Genotyping for Functionally Important Human CYP2D6*4 (B) Mutation Using TaqMan Probes.
Methods Mol Med. 2001;49:459-72
Authors: Shi MM, Myrand SP, Bleavins MR, de la Iglesia FA
The microsomal enzyme cytochrome P450 2D6 (CYP2D6), also known as debrisoquine 4-hydroxylase, is involved in the oxidative metabolism of many widely used drugs, including neuroleptics, tricyclic antidepressants, antiarrhythmics, and β-adrenergic blocking agents (1). Polymorphisms of CYP2D6 are the best characterized examples of genetically mediated effects on a drug-metabolizing enzyme of clinical importance (2). When a drug that is a CYP2D6 substrate is taken by different individuals, it is not uncommon to observe large differences in plasma concentrations at steady state.
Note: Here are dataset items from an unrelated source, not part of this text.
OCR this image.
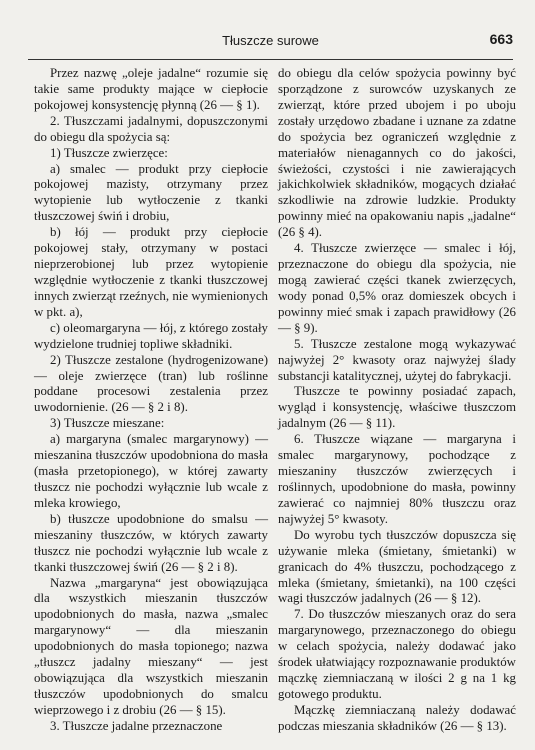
Tłuszcze surowe	663

Przez nazwę „oleje jadalne“ rozumie się takie same produkty mające w ciepłocie pokojowej konsystencję płynną (26 — § 1).

2. Tłuszczami jadalnymi, dopuszczonymi do obiegu dla spożycia są:

1) Tłuszcze zwierzęce:

a) smalec — produkt przy ciepłocie pokojowej mazisty, otrzymany przez wytopienie lub wytłoczenie z tkanki tłuszczowej świń i drobiu,

b) łój — produkt przy ciepłocie pokojowej stały, otrzymany w postaci nieprzerobionej lub przez wytopienie względnie wytłoczenie z tkanki tłuszczowej innych zwierząt rzeźnych, nie wymienionych w pkt. a),

c) oleomargaryna — łój, z którego zostały wydzielone trudniej topliwe składniki.

2) Tłuszcze zestalone (hydrogenizowane) — oleje zwierzęce (tran) lub roślinne poddane procesowi zestalenia przez uwodornienie. (26 — § 2 i 8).

3) Tłuszcze mieszane:

a) margaryna (smalec margarynowy) — mieszanina tłuszczów upodobniona do masła (masła przetopionego), w której zawarty tłuszcz nie pochodzi wyłącznie lub wcale z mleka krowiego,

b) tłuszcze upodobnione do smalsu — mieszaniny tłuszczów, w których zawarty tłuszcz nie pochodzi wyłącznie lub wcale z tkanki tłuszczowej świń (26 — § 2 i 8).

Nazwa „margaryna“ jest obowiązująca dla wszystkich mieszanin tłuszczów upodobnionych do masła, nazwa „smalec margarynowy“ — dla mieszanin upodobnionych do masła topionego; nazwa „tłuszcz jadalny mieszany“ — jest obowiązująca dla wszystkich mieszanin tłuszczów upodobnionych do smalcu wieprzowego i z drobiu (26 — § 15).

3. Tłuszcze jadalne przeznaczone

do obiegu dla celów spożycia powinny być sporządzone z surowców uzyskanych ze zwierząt, które przed ubojem i po uboju zostały urzędowo zbadane i uznane za zdatne do spożycia bez ograniczeń względnie z materiałów nienagannych co do jakości, świeżości, czystości i nie zawierających jakichkolwiek składników, mogących działać szkodliwie na zdrowie ludzkie. Produkty powinny mieć na opakowaniu napis „jadalne“ (26 § 4).

4. Tłuszcze zwierzęce — smalec i łój, przeznaczone do obiegu dla spożycia, nie mogą zawierać części tkanek zwierzęcych, wody ponad 0,5% oraz domieszek obcych i powinny mieć smak i zapach prawidłowy (26 — § 9).

5. Tłuszcze zestalone mogą wykazywać najwyżej 2° kwasoty oraz najwyżej ślady substancji katalitycznej, użytej do fabrykacji.

Tłuszcze te powinny posiadać zapach, wygląd i konsystencję, właściwe tłuszczom jadalnym (26 — § 11).

6. Tłuszcze wiązane — margaryna i smalec margarynowy, pochodzące z mieszaniny tłuszczów zwierzęcych i roślinnych, upodobnione do masła, powinny zawierać co najmniej 80% tłuszczu oraz najwyżej 5° kwasoty.

Do wyrobu tych tłuszczów dopuszcza się używanie mleka (śmietany, śmietanki) w granicach do 4% tłuszczu, pochodzącego z mleka (śmietany, śmietanki), na 100 części wagi tłuszczów jadalnych (26 — § 12).

7. Do tłuszczów mieszanych oraz do sera margarynowego, przeznaczonego do obiegu w celach spożycia, należy dodawać jako środek ułatwiający rozpoznawanie produktów mączkę ziemniaczaną w ilości 2 g na 1 kg gotowego produktu.

Mączkę ziemniaczaną należy dodawać podczas mieszania składników (26 — § 13).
This is explained, in part, by the three clinically distinct phenotypes associated with the CYP2D6 gene, normal metabolizers, poor metabolizers, and rapid metabolizers. In normal metabolizers, steady-state plasma drug concentrations fall within the desired therapeutic range and toxic effects are nonexistent or minimal. In fast-metabolizer individuals, desired concentrations are below therapeutic, and these patients generally do not respond at the recommended dosing regimen. In poor-metabolizer individuals, drug concentrations are above therapeutic level and undesired toxicity can be evoked.